As such, ANZ Research expects China’s trade surplus to narrow to $US238 billion or 1.2 per cent of gross domestic product (GDP) in 2022, 35.2 per cent of the historical high level of $US676 billion in 2021. Correspondingly, ANZ Research has revised down our forecast for China’s current account to 0.7 per cent of GDP in 2022 from 1.4 per cent prior.
“The crisis could lead to downside risks to China’s trade balance.”
With external risks rising in the near term, China could release some strategic oil reserves to alleviate pressure from rising energy prices. The government has also offered to cut taxes to reduce cost pressures for local manufacturers.
The Russia-Ukraine conflict has led to a global surge in commodity prices. ANZ Research’s commodities analysts have revised up forecasts for Brent crude futures to $US125 per barrel in the first quarter and $US130 per barrel in the second quarter. This represents a 52.7 per cent year-on-year rise in oil prices compared with 63.4 per cent growth last year. The rally in commodities was the main reason behind China’s overall import growth in 2021.

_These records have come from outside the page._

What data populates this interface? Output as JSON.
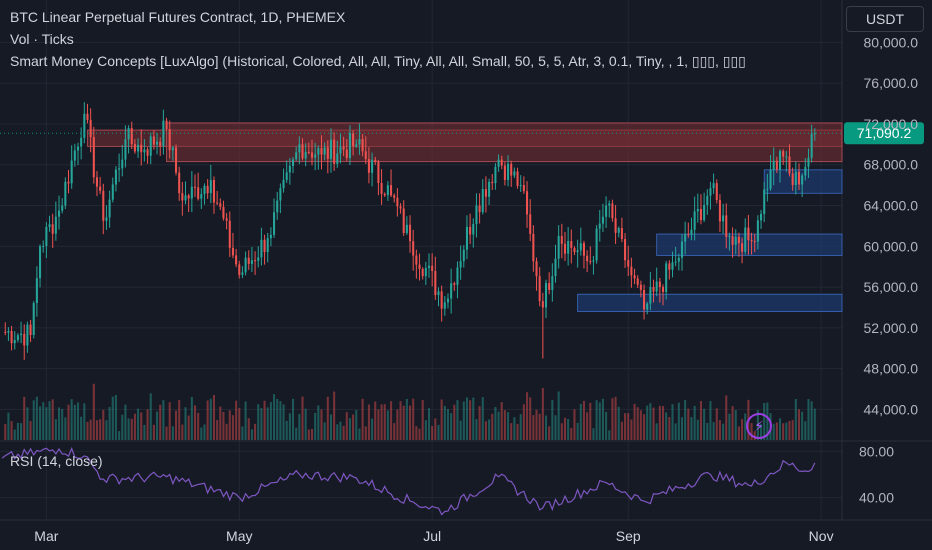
{
  "header": {
    "title": "BTC Linear Perpetual Futures Contract, 1D, PHEMEX",
    "volume_label": "Vol · Ticks",
    "indicator_label": "Smart Money Concepts [LuxAlgo] (Historical, Colored, All, All, Tiny, All, All, Small, 50, 5, 5, Atr, 3, 0.1, Tiny, , 1, ▯▯▯, ▯▯▯",
    "currency_button": "USDT"
  },
  "rsi": {
    "label": "RSI (14, close)",
    "ticks": [
      "80.00",
      "40.00"
    ]
  },
  "colors": {
    "background": "#161a25",
    "up": "#26a69a",
    "down": "#ef5350",
    "rsi_line": "#7e57c2",
    "bull_zone": "#1e3a6e",
    "bear_zone": "#7a2f35",
    "last_price_bg": "#089981"
  },
  "chart_data": [
    {
      "type": "candlestick",
      "title": "BTC Linear Perpetual Futures Contract, 1D, PHEMEX",
      "y_ticks": [
        "80,000.0",
        "76,000.0",
        "72,000.0",
        "68,000.0",
        "64,000.0",
        "60,000.0",
        "56,000.0",
        "52,000.0",
        "48,000.0",
        "44,000.0"
      ],
      "y_tick_values": [
        80000,
        76000,
        72000,
        68000,
        64000,
        60000,
        56000,
        52000,
        48000,
        44000
      ],
      "ylim": [
        41000,
        82000
      ],
      "x_ticks": [
        "Mar",
        "May",
        "Jul",
        "Sep",
        "Nov"
      ],
      "x_range": [
        "2024-02-16",
        "2024-11-07"
      ],
      "last_price": "71,090.2",
      "last_price_value": 71090.2,
      "order_blocks": [
        {
          "kind": "bearish",
          "from": "2024-03-14",
          "to": "2024-11-07",
          "low": 69800,
          "high": 71400
        },
        {
          "kind": "bearish",
          "from": "2024-04-08",
          "to": "2024-11-07",
          "low": 68300,
          "high": 72100
        },
        {
          "kind": "bullish",
          "from": "2024-10-14",
          "to": "2024-11-07",
          "low": 65200,
          "high": 67500
        },
        {
          "kind": "bullish",
          "from": "2024-09-10",
          "to": "2024-11-07",
          "low": 59100,
          "high": 61200
        },
        {
          "kind": "bullish",
          "from": "2024-08-16",
          "to": "2024-11-07",
          "low": 53600,
          "high": 55300
        }
      ],
      "anchor_closes": [
        [
          "2024-02-16",
          51600
        ],
        [
          "2024-02-25",
          51300
        ],
        [
          "2024-02-28",
          60000
        ],
        [
          "2024-03-05",
          63500
        ],
        [
          "2024-03-13",
          73000
        ],
        [
          "2024-03-19",
          62500
        ],
        [
          "2024-03-26",
          70500
        ],
        [
          "2024-04-01",
          69500
        ],
        [
          "2024-04-08",
          71500
        ],
        [
          "2024-04-13",
          64500
        ],
        [
          "2024-04-22",
          66500
        ],
        [
          "2024-05-01",
          57200
        ],
        [
          "2024-05-10",
          60800
        ],
        [
          "2024-05-20",
          70000
        ],
        [
          "2024-05-27",
          69000
        ],
        [
          "2024-06-07",
          70000
        ],
        [
          "2024-06-18",
          65000
        ],
        [
          "2024-06-24",
          60500
        ],
        [
          "2024-07-05",
          54500
        ],
        [
          "2024-07-15",
          64000
        ],
        [
          "2024-07-22",
          68500
        ],
        [
          "2024-07-29",
          66000
        ],
        [
          "2024-08-05",
          54000
        ],
        [
          "2024-08-10",
          61000
        ],
        [
          "2024-08-20",
          58500
        ],
        [
          "2024-08-25",
          64000
        ],
        [
          "2024-09-01",
          58000
        ],
        [
          "2024-09-06",
          53800
        ],
        [
          "2024-09-16",
          58500
        ],
        [
          "2024-09-27",
          65700
        ],
        [
          "2024-10-03",
          61000
        ],
        [
          "2024-10-10",
          60500
        ],
        [
          "2024-10-16",
          67500
        ],
        [
          "2024-10-21",
          68800
        ],
        [
          "2024-10-23",
          66000
        ],
        [
          "2024-10-27",
          67800
        ],
        [
          "2024-10-30",
          71090
        ]
      ]
    },
    {
      "type": "line",
      "title": "RSI (14, close)",
      "y_ticks": [
        "80.00",
        "40.00"
      ],
      "y_tick_values": [
        80,
        40
      ],
      "ylim": [
        25,
        88
      ],
      "anchors": [
        [
          "2024-02-16",
          74
        ],
        [
          "2024-03-05",
          82
        ],
        [
          "2024-03-13",
          76
        ],
        [
          "2024-03-19",
          56
        ],
        [
          "2024-04-08",
          58
        ],
        [
          "2024-05-01",
          40
        ],
        [
          "2024-05-20",
          60
        ],
        [
          "2024-06-07",
          57
        ],
        [
          "2024-06-24",
          37
        ],
        [
          "2024-07-05",
          28
        ],
        [
          "2024-07-22",
          58
        ],
        [
          "2024-08-05",
          31
        ],
        [
          "2024-08-25",
          53
        ],
        [
          "2024-09-06",
          37
        ],
        [
          "2024-09-27",
          60
        ],
        [
          "2024-10-10",
          50
        ],
        [
          "2024-10-21",
          70
        ],
        [
          "2024-10-27",
          63
        ],
        [
          "2024-10-30",
          70
        ]
      ]
    }
  ]
}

China’s imports are closely correlated with global oil prices. According to ANZ Research’s calculation, every 1 percentage point change in Brent oil prices is associated with a 0.25 percentage point change in China’s import growth. About 60 per cent of China’s roughly 30 per cent total import growth in 2021 was due to price effects. According to ANZ Research’s estimates, price effects could contribute 12-15 percentage points to China’s import growth in 2022. Accordingly, ANZ Research expects China’s imports to register double-digit growth this year (22.6 per cent year-on-year). Although this is lower than the 30 per cent growth registered in 2021, it is still the second-highest import growth recorded in the past decade.